Clients only communicate with frontends,
and do so by sending get- / set-requests.

If it's a get-request, the frontend node
finds an appropriate storage node (randomly)
and forwards the request, and returns the answer.

If it's a set-request, the frontend node
adds a timestamp to the request and forwards
it to all nodes (within the same partition (when that's implemented)).

All frontends and nodes also report to a controller,
which keeps tracks of available nodes and notifies frontends
when a new node becomes available.

Note that this means that the system scales poorly if the traffic pattern is
multiple set-requests for keys within a single partition, but it
scales good if most of the traffic is get-requests.

Limitations
===========

Input / Output:
* Keys may not contain any weird characters (less than ascii 32) or any of
the following characters: "&", "=", "?". This also applies to values if they
are supplied as GET-parameters instead of POST-data.

Error tolerance:
* Not much tolerance of any kind for network problems or nodes coming up / down.
It's also sensitive to timeouts.

Scalability limitations of the system:
* The system does not support adding and removing nodes when running.

Robustness limitations of the system:
* The system does not remember any state when shutdown.
* The system does not guarantee synchronized state across nodes if one or more
nodes is temporarily unavailable to other nodes.

Correctness limitations of the system:
* After a set operation has finished, i.e. the set-request to a frontend node
has finished, you're guaranteed that a new get-request for the same key would
result in the new value or an even newer value.
* All frontend nodes must run with their system time in sync, for instance by
running ntp-clients continously.
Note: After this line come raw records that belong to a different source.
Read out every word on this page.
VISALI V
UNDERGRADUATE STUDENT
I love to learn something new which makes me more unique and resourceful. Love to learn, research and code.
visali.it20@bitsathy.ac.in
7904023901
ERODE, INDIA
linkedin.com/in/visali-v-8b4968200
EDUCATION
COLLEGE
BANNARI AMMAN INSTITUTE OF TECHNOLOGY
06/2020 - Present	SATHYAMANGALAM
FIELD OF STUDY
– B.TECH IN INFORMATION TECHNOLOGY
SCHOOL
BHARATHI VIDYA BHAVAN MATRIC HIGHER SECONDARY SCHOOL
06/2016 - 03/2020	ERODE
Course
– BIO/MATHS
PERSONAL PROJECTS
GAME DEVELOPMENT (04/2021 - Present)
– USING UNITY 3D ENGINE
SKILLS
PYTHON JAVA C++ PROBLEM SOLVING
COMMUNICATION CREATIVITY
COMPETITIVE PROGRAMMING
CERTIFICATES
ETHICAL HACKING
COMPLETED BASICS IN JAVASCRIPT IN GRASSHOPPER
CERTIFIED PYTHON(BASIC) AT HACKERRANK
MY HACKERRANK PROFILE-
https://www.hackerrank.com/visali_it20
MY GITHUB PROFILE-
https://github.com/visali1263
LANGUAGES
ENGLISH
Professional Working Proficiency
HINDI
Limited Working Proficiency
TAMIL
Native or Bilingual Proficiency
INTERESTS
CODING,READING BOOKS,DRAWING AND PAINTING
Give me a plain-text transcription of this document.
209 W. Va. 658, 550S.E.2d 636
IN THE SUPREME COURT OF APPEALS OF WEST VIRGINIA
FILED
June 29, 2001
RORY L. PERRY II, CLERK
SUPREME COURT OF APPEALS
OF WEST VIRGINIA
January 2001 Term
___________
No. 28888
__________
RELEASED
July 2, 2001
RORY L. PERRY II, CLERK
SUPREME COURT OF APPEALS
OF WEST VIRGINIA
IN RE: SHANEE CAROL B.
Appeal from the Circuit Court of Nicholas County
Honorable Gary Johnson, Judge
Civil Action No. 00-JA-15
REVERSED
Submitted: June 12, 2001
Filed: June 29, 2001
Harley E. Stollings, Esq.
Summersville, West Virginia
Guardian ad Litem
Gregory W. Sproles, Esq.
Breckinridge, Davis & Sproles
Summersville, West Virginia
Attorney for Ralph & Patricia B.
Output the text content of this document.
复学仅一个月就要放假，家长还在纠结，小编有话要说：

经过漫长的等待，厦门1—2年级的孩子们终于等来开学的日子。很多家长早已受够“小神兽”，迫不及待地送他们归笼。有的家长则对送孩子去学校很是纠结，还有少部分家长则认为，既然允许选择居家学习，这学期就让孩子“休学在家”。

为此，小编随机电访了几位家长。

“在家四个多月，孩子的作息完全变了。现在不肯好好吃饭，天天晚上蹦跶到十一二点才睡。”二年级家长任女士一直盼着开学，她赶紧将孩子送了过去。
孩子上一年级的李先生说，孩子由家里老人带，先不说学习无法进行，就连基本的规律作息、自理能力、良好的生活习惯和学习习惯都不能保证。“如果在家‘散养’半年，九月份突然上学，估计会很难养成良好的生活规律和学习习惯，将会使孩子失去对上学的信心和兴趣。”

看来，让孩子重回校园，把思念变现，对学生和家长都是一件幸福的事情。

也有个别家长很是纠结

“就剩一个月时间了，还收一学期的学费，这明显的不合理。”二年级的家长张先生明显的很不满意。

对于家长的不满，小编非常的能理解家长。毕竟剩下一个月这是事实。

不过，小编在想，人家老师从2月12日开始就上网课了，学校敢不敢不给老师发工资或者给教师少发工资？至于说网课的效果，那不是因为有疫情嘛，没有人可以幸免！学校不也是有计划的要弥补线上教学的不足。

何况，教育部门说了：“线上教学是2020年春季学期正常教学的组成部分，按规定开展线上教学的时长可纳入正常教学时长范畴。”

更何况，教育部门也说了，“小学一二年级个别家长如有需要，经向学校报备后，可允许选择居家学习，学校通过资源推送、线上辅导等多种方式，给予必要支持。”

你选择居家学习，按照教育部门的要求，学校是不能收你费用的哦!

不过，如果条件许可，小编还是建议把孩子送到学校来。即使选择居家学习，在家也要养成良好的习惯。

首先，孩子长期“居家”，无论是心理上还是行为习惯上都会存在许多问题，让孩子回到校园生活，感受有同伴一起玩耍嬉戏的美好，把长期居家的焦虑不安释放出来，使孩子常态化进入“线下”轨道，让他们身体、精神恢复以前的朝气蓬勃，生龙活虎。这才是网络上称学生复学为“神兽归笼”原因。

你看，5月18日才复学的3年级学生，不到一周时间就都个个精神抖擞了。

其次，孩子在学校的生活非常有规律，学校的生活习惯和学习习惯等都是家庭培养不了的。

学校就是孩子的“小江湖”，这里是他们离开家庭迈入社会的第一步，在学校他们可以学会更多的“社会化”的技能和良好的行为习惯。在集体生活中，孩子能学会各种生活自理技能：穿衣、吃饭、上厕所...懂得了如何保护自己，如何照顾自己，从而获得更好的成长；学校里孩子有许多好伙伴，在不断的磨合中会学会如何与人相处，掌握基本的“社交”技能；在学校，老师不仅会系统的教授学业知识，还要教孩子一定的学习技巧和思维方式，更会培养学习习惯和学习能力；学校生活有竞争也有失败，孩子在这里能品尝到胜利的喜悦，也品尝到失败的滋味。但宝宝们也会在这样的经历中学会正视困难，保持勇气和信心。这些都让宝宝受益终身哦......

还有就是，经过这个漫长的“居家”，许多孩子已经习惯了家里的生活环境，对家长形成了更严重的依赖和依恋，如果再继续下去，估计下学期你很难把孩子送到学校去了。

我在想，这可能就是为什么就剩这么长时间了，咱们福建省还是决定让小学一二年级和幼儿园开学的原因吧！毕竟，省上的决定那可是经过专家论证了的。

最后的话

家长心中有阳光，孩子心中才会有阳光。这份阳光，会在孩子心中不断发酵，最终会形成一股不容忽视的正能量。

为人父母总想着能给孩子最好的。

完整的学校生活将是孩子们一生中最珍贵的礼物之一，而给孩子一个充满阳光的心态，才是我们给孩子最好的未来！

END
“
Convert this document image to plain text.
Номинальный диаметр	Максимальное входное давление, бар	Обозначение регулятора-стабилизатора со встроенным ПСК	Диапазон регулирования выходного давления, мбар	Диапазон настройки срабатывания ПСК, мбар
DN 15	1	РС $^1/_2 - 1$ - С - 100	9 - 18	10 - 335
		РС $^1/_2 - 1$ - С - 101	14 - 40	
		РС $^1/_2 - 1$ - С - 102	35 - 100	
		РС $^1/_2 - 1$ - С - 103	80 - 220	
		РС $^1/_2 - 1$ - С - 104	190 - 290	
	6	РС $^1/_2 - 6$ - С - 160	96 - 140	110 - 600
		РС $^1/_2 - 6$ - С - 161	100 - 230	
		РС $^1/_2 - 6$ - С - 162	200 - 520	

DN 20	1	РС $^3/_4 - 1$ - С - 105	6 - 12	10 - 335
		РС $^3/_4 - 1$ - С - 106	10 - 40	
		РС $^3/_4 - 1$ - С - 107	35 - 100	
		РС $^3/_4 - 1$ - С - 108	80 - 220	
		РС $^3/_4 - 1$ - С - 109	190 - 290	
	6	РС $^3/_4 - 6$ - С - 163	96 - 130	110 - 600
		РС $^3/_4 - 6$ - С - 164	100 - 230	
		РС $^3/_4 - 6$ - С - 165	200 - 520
Assuming that the largest difference in time
between any two frontend nodes is E seconds,
then any set-request executed at least E seconds after the previous set-request
is guaranteed to succeed. With good ntp clients installed, E should in practice
be below 100 ms.

Scalability
===========

Traffic scaling
---------------
The scaling of the system depends on several things:

1) There is only one controller node, which would make it a bottleneck if there
were a lot of nodes added or removed in runtime. However, the current solution
does not handle that at all, so the controller is not a scalability problem.

2) The frontend nodes are completely stateless, all they remember are which
storage nodes are available. Frontend nodes can be scaled almost endlessly.

The frontend nodes communicate a lot. Each get triggers a blocking request to
one storage node. Each set triggers K blocking requests to storage nodes,
where K is the redundancy value (number of nodes that can handle a specific
partition).

3) The storage nodes are purely dumb storage nodes.
All they do is store and retrieve data from an in-memory map.
All incoming requests are replied to immediately after having done the
appropriate map operation, which is quick.

Optimal scenario scaling
------------------------
The system is optimized for scenarios with a lot of get-requests and few
set-requests. It is also optimized for traffic with
requests for many different keys instead of a small set of keys.

In this case, you could scale up by simply adding more frontend nodes or
storage nodes, depending on which is the bottleneck.

Worst case scenario scaling
---------------------------
The absolute worst thing you could do to the system is sending a lot of
set-requests with the same key. This would trigger sets on all storage nodes
in the same partition, and thus would leave all other partitions without any
load at all.

I can't think of any good way of solving that.

Data size scaling
-----------------
Since all data lives in memory, the addressable memory is a definite upper bound
of amount of data per partition. However, by using many partitions and only
running a few partitions per node, you could easily scale up the total amount
of stored data.
A weakness would be having many large key/value pairs in the same partition,
this would be hard to protect against in the current setup.